A collaborative ‘big picture’ approach is the best way to support vulnerable children
Luke Bevir argues that we need a ‘big picture’ approach to address the needs of vulnerable children, drawing on knowledge and skills from across all networks of support for children and young people.
The African proverb ‘it takes a village to raise a child’ beautifully captures how a whole community of people must interact to ensure that children grow up to be healthy, happy, and safe. It demonstrates the interconnectedness of society, the networks that shape who we become, and our collective responsibility for each other.
Family and friends, school, neighbours, local community groups, and statutory services, such as social workers and the police, are all part of this community of people.
So why then does our approach to supporting vulnerable children typically focus on a narrow number of professionals?

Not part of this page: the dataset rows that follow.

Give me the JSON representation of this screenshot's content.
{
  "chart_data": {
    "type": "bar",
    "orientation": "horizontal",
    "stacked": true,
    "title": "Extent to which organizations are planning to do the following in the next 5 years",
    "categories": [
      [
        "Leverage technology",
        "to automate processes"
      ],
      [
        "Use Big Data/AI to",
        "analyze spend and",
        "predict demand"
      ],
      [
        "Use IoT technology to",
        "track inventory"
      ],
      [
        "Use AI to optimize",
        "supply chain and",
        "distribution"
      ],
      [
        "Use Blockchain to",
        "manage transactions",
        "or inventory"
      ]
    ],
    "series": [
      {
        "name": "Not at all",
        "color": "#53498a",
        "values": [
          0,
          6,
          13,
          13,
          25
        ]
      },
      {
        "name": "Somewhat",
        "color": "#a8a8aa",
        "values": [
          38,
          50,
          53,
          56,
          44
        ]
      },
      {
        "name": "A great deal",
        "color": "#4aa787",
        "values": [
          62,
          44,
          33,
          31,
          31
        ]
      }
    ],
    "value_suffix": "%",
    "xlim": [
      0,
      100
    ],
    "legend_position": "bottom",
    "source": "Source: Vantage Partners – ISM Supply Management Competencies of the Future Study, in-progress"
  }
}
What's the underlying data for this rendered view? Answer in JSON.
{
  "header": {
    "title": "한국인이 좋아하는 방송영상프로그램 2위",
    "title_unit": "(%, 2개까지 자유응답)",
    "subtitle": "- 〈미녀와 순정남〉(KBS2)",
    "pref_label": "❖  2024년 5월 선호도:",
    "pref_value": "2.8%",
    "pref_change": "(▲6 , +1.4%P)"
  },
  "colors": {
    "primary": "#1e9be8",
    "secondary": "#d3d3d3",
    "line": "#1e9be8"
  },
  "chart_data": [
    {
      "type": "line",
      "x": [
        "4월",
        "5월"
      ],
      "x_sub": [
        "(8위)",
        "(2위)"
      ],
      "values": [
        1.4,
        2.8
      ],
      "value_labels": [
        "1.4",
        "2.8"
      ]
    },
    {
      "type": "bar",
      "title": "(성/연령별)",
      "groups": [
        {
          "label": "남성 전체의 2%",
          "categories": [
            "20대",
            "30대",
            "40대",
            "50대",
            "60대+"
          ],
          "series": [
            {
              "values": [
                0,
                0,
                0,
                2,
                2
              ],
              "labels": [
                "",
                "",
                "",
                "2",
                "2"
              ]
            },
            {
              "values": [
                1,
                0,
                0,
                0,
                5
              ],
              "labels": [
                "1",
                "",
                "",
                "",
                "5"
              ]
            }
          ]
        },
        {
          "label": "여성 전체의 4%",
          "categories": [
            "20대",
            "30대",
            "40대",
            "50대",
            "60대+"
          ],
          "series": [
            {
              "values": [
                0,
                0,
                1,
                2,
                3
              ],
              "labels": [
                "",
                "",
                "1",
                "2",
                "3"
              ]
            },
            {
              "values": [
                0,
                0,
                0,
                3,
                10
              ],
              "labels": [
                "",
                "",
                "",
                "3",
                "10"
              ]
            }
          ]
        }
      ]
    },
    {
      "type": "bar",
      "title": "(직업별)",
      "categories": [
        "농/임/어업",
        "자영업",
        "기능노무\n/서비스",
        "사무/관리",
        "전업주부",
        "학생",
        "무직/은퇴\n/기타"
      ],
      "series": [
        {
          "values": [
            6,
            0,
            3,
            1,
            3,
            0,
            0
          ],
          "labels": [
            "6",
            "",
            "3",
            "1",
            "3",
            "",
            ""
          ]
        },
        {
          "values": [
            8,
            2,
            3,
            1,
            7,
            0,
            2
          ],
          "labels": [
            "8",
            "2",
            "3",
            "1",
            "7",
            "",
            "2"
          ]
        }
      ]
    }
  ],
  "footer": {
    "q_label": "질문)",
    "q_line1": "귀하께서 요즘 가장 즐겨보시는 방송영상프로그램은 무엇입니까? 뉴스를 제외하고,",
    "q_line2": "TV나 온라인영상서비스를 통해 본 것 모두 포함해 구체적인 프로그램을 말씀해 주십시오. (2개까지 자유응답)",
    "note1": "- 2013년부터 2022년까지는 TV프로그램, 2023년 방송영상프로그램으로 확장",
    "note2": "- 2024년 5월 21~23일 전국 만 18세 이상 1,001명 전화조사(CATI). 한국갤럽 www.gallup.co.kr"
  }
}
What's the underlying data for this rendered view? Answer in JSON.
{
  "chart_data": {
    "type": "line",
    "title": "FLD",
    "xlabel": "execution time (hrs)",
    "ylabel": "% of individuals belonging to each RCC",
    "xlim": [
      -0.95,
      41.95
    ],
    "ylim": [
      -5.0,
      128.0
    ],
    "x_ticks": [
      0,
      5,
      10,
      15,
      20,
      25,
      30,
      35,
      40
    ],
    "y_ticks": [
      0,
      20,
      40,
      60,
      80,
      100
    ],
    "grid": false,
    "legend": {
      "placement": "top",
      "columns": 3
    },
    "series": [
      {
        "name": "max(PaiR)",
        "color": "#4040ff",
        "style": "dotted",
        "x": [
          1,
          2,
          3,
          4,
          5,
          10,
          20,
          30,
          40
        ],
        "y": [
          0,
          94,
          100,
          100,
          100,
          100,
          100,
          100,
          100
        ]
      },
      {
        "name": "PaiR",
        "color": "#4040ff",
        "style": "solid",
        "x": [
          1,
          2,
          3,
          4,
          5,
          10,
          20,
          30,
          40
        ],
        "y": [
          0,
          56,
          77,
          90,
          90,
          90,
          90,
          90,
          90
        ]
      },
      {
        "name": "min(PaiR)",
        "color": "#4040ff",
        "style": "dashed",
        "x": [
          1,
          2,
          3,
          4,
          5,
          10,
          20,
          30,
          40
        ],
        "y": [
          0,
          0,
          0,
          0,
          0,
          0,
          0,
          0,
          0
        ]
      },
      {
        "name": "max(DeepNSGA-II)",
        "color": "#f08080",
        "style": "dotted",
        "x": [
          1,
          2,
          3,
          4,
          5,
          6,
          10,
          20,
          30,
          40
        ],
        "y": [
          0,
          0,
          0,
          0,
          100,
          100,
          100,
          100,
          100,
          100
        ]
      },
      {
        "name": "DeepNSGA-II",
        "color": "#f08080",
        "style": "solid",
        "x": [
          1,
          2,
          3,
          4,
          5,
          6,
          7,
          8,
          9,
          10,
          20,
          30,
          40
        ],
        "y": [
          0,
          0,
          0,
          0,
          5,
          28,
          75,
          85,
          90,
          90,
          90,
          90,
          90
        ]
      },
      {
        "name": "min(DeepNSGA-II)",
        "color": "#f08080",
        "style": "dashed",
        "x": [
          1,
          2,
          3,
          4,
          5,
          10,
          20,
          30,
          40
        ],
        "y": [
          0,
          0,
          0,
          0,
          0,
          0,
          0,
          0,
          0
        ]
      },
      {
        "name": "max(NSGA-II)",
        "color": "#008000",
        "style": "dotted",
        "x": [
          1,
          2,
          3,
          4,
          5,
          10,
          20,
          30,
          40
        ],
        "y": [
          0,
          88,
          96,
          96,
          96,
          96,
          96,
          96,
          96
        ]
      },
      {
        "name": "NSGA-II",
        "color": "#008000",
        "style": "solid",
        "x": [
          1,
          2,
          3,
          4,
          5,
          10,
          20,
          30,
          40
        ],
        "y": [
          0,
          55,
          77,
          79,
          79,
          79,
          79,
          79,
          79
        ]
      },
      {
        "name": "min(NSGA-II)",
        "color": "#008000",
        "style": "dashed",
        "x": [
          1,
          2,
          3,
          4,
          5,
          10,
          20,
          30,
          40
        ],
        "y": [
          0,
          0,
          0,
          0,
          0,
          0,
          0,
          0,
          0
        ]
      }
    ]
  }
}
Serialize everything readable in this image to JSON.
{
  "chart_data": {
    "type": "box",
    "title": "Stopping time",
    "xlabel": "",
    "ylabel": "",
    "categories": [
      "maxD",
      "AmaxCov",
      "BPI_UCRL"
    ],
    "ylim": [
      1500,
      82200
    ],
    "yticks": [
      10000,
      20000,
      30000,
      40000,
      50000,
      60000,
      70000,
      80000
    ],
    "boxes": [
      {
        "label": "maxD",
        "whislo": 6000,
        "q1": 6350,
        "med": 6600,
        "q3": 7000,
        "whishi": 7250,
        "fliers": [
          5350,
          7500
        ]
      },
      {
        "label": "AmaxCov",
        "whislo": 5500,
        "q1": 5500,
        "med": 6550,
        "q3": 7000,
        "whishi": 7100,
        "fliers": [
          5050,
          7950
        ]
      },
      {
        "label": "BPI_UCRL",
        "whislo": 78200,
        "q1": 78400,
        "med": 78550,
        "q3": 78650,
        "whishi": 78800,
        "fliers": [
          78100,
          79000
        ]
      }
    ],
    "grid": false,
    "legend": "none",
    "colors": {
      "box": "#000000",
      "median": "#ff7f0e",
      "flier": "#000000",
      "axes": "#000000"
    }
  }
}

In my last role at a youth organisation, we supported a young person who had dropped out of school. He and his family had failed to develop a relationship with his social worker, but had a strong bond with his youth workers. He spent many hours each week with his youth workers and trusted them. However, this bond was not recognised by the social worker and they were not part of any meetings with him and his mother. In this case, why should the professionals who know him best not be used in order to give him the best support possible?
Similarly, another young person had been arrested for possession of a knife, but the police did not tell the youth work team who were supporting him. This lack of communication meant the team were unable to provide the targeted help they could’ve done, as well as introduce measures to safeguard themselves and other vulnerable young people interacting with him.
As these examples show, too often it is either difficult or impossible to receive and share information between professionals that are working towards the same goals. Not only does a lack of communication stop professionals providing the best support for our most vulnerable children, but it also can put them and others in danger.
There is a need for a ‘big picture’ approach to services. It is crucial that everyone sees the wider context and draws on the knowledge and skills across the networks of support for children and young people.
We can see the potential for this collaborative method underpinning the Independent Review of Children’s Social Care, and its central recommendation to focus on relationships and networks around the child. At a service level, the emerging approach of Family Hubs bring together children’s services, healthcare professionals and the third sector to transform outcomes through an integrated early help model.
What can we take from this? When the aim is to improve outcomes we can’t afford to work in silos. Greater collaboration can lead to more effective services and, ultimately, improve people’s lives.